Seorang gadis dengan baju hijau mint tengah berdiri tak jauh dari salah satu rak buku bertuliskan novel best seller. Ia tersenyum bangga menatap bukunya bertengger di sana dengan indah bersama buku-buku lainnya. Rambutnya yang bergelombang ia biarkan tergerai jatuh di punggungnya. Senyumnya melebar, namun tetap tidak bisa menyipitkan matanya yang memang bulat dan lebar.

"Permisi, kak Cantika Queena ya?" Merasa terpanggil gadis itu lalu menoleh,

"Iya?" Sahutnya.

"Astaga! Nggak nyangka bisa ketemu kakak di sini! boleh minta tanda tangannya kak? Aku ngefans berat sama kakak, aduh nggak nyangka banget ketemu di sini," Gadis bertubuh pendek bernama cantika itu lantas tersenyum mendengar gadis yang terus berbicara dengannya dengan semangat, ia bangga dengan pencapaiannya.

"Boleh," ia mengambil buku dan pulpen yang disodorkan oleh gadis itu lalu mencoretkan tanda tangannya di kertas pertama dalam buku itu, ia merasa tersanjung walaupun sebenarnya ia juga merasa bahwa ia bukan siapa-siapa. Sampai detik ini, rasanya ini masih seperti mimpi ia merasa ia hanya cantika, perempuan yang berusaha mengejar mimpi-mimpinya lalu menggiring mereka untuk terbit di dunia nyata.

"Makasih ya kak, boleh minta foto sekalian?"

"Tentu saja," cantika terkekeh. Ia tersenyum menatap kamera. Setelah puas berfoto gadis itu berpamitan.

"Terimakasih ya, Kak,semoga kapan-kapan bisa ketemu lagi, aku duluan, kak!" gadis itu melambaikan tangan. Melihat punggung gadis itu menghilang di pintu keluar Cantika berbisik pada dirinya sendiri ia teringat akan sesuatu.

"Kalau nanti terbit, aku pasti jadi orang pertama yang datang dan meminta tanda tanganmu," Ia tersenyum sendu.

"Aku yakin kamu bisa, hal yang besar akan selalu dimulai dengan hal yang kecil, jadi jangan putus asa ya!" lalu kembali mengesah, menyakitkan sekali merasakan kalimat-lakimat itu terus melintas di kepalanya.

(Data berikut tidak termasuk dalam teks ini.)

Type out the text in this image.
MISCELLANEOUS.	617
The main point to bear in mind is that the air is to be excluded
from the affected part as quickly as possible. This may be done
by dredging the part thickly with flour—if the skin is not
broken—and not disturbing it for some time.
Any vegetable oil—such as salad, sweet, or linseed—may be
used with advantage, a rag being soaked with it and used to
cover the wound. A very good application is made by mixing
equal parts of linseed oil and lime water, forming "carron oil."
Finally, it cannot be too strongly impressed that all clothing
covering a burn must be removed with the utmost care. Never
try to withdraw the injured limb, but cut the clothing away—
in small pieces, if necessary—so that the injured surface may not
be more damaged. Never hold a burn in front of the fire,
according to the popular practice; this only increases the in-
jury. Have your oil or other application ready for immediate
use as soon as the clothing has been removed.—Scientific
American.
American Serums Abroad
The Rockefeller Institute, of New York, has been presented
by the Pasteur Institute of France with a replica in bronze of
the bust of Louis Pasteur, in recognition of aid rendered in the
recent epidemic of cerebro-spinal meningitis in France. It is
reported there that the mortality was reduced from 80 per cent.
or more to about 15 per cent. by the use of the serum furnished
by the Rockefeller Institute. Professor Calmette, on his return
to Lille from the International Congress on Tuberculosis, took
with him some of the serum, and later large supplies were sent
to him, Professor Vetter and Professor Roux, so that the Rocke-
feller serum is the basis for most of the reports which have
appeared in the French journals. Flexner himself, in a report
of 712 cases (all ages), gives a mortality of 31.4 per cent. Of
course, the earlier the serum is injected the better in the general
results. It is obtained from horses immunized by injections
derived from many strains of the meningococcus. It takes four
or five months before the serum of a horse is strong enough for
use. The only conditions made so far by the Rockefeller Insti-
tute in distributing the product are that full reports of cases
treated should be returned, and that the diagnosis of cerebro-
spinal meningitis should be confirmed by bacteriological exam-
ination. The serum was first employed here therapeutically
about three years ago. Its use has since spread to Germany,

Cantika menatap kembali rak buku di mana bukunya ada disana, ada seberkas kekecewaan di matanya ia menatap sendu bukunya, "bukunya udah terbit kak, aku berhasil, tapi kakak di mana?" bisiknya pada keramaian.

Karena pada kenyataannya orang itu tidak datang bahkan untuk sekedar mengucapkan selamat. Semua harapannya pupus seketika, karena bahkan sampai cetakan ke-3, 6 bulan setelah buku itu terbit sosok yang ia inginkan masih belum menampakkan diri. Ia sadar, mungkin ia memang tidak sepenting itu, harusnya ia tahu kalau ia bukan siapa-siapa dan dengan begitu ia harus menegaskan pada dirinya sendiri bahwa ia harus baik-baik saja, ya harus!

Lagipula tanpa kehadirannya pun, ada banyak oranglain yang mengucapkan doa-doa baik dan pujian untuknya kan? Lantas kenapa ia harus merasa ada yang kurang?

Teleponnya berdering.

"Halo? Masih lama nggak? Buruan! Beli buku lama banget kayak mau beli pesawat aja!" Cantika terkekeh mendengar keluhan yang selalu tidak sabaran dari gadis tomboi berambut pendek sebahu yang memang sudah menjadi teman dekatnya sejak masuk SMA.

"Iya, Sella, ini gue mau pulang."

"Buruan, Aku sendirian nih, dasar kalian itu tukang molor! Emang aku doang yang rajin," gerutu sella. Cantika tersenyum lebar. Ia sudah bisa membayangkan kalau bibir sella pasti sudah maju 10 cm, Cantika terkekeh kecil, lucu sekali membayangkannya.

"Iya ini udah jalan, sabar dong!"

"Oke, aku di meja nomor 16,"

"Jalan ke kasir maksudnya."

Sedetik setelah sella mengumpat kesal dan langsung memutuskan sambungan telepon. Cantika berjalan keluar setelah membawa buku yang ia ambil dengan asal, karena tujuannya datang ke sini hanya untuk menengok kenangan itu, bayangan itu dan hal-hal manis yang tertinggal di sana.